DDoS Mitigation Service Level Agreement

1.      Time-to-Mitigation Service Level

 

Attack Type Time-To-Mitigation
UDP/ICMP Floods 5 minutes or less
SYN Floods 5 minutes or less
TCP Flag Abuses 5 minutes or less
GET/POST Floods 15 minutes or less
DNS Reflection 10 minutes or less
DNS Flood Attack 10 minutes or less

 

2.      Consistency-Of-Mitigation Service Level

QuadraNet commits to providing a Consistency-Of-Mitigation level of no less than 95%. Consistency-Of-Mitigation is defined as being the proportion of the traffic that is forwarded to Customer’s protected assets via the Service that is clean.
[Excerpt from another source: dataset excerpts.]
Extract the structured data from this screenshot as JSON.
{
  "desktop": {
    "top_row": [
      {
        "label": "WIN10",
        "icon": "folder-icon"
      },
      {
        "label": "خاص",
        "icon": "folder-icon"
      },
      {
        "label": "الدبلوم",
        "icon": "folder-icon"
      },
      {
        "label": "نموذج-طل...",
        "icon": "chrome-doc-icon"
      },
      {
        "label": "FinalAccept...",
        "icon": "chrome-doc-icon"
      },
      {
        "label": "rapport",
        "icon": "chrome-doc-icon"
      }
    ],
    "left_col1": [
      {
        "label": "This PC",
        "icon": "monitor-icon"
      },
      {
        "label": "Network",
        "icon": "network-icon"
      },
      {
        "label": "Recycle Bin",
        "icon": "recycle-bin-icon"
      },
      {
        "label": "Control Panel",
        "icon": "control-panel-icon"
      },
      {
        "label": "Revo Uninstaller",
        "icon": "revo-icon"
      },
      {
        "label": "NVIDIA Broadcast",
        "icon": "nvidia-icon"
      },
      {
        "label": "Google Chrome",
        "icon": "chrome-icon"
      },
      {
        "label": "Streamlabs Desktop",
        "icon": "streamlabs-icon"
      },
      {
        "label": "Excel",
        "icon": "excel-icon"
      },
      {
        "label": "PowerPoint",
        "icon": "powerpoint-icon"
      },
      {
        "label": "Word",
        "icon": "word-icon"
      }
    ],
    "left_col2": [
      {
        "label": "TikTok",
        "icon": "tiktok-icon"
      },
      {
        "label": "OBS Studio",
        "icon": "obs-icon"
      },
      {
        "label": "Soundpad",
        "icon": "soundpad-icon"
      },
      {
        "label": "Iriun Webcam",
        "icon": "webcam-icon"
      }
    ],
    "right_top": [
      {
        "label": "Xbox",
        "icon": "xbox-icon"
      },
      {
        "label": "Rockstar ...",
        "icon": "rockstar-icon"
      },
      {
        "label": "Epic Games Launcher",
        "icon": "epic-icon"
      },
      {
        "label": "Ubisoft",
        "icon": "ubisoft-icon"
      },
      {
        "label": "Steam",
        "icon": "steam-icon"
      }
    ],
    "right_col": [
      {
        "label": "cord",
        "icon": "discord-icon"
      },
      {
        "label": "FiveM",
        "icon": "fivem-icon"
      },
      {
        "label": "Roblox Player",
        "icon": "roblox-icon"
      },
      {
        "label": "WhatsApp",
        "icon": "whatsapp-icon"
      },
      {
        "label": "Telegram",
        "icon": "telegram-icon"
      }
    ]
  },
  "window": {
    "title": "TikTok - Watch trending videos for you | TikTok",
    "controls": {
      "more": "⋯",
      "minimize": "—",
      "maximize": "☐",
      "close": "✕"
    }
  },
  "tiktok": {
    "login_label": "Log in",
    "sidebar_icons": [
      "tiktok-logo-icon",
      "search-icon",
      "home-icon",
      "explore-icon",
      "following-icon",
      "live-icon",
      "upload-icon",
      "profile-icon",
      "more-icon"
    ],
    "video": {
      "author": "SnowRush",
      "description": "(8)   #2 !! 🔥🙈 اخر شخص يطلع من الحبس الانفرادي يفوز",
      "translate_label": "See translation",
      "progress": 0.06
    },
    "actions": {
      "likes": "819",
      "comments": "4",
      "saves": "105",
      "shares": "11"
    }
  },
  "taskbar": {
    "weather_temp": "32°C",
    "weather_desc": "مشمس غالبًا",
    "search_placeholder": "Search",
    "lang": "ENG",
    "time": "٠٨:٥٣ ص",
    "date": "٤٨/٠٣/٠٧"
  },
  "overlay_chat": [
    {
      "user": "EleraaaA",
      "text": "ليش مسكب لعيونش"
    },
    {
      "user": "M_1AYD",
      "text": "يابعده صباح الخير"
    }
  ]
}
Service is defined as the DDoS mitigation service provided by QuadraNet pursuant to the terms of the Agreement or sales order(s) to protect against attacks that may saturate Customer’s internet connectivity.

 

3.      Time-To-Mitigation and Consistency-Of-Mitigation Failures

The following table describes the remedies should QuadraNet fail to meet its Consistency-Of-Mitigation commitments following the Time-To-Mitigation target period within any given calendar month:

 

Time-To-Mitigation Duration (Per attack) or Continuous Loss of Consistency Remedy
Greater than TTM target & less than 90 minutes 1 day credit of monthly Service fee
Greater than/equal to 90 minutes & less than 180 minutes 3 days credit of monthly Service fee
Greater than/equal to 180 minutes 4 days credit of monthly Service fee

 

4.      Service Outage

Customer shall be eligible for remedies if affected by a Service Outage and it reports the interruption in the Service to QuadraNet within five (5) calendar days of the commencement of the outage event. QuadraNet shall determine in its sole discretion exercising good faith whether the interruption to the Service caused a Service Outage using its records, data and other evidence. QuadraNet shall make remedies to Customer for valid Service Outage claims accordingly.

Service Outage is defined as an interruption of the Service as a result of QuadraNet’s actions or failures that results in:

  1. The total lack of availability of Protected Assets for a period of at least 30 minutes; or
  2. Degraded availability of Protected Assets for a period in excess of 1 hour.

 

Service Outage Occurrence Time elapsed since a Service interruption became a Service Outage Remedy
Single event within a calendar month Less than 3 hours 2 days credit of monthly Service fees per Service Outage
Single event within a calendar month More than 3 hours but less than 72 hours 3 days credit of monthly Service fees per Service Outage
Multiple events within 3 calendar months Events greater than 45 minutes (at least one event in any 10 days) Material Breach – Customer can terminate Service

 

5. Protection Limits

Unless otherwise defined in a Service Order, Customer may receive up to 2 attack incidents per month for a total duration not to exceed 12 hours. Customer may elect to purchase additional attack capacity, incidents, or duration from QuadraNet at the then-current rate. Attacks in excess of Customer’s protection in capacity, number of incidents, or total duration will be mitigated solely by null-route.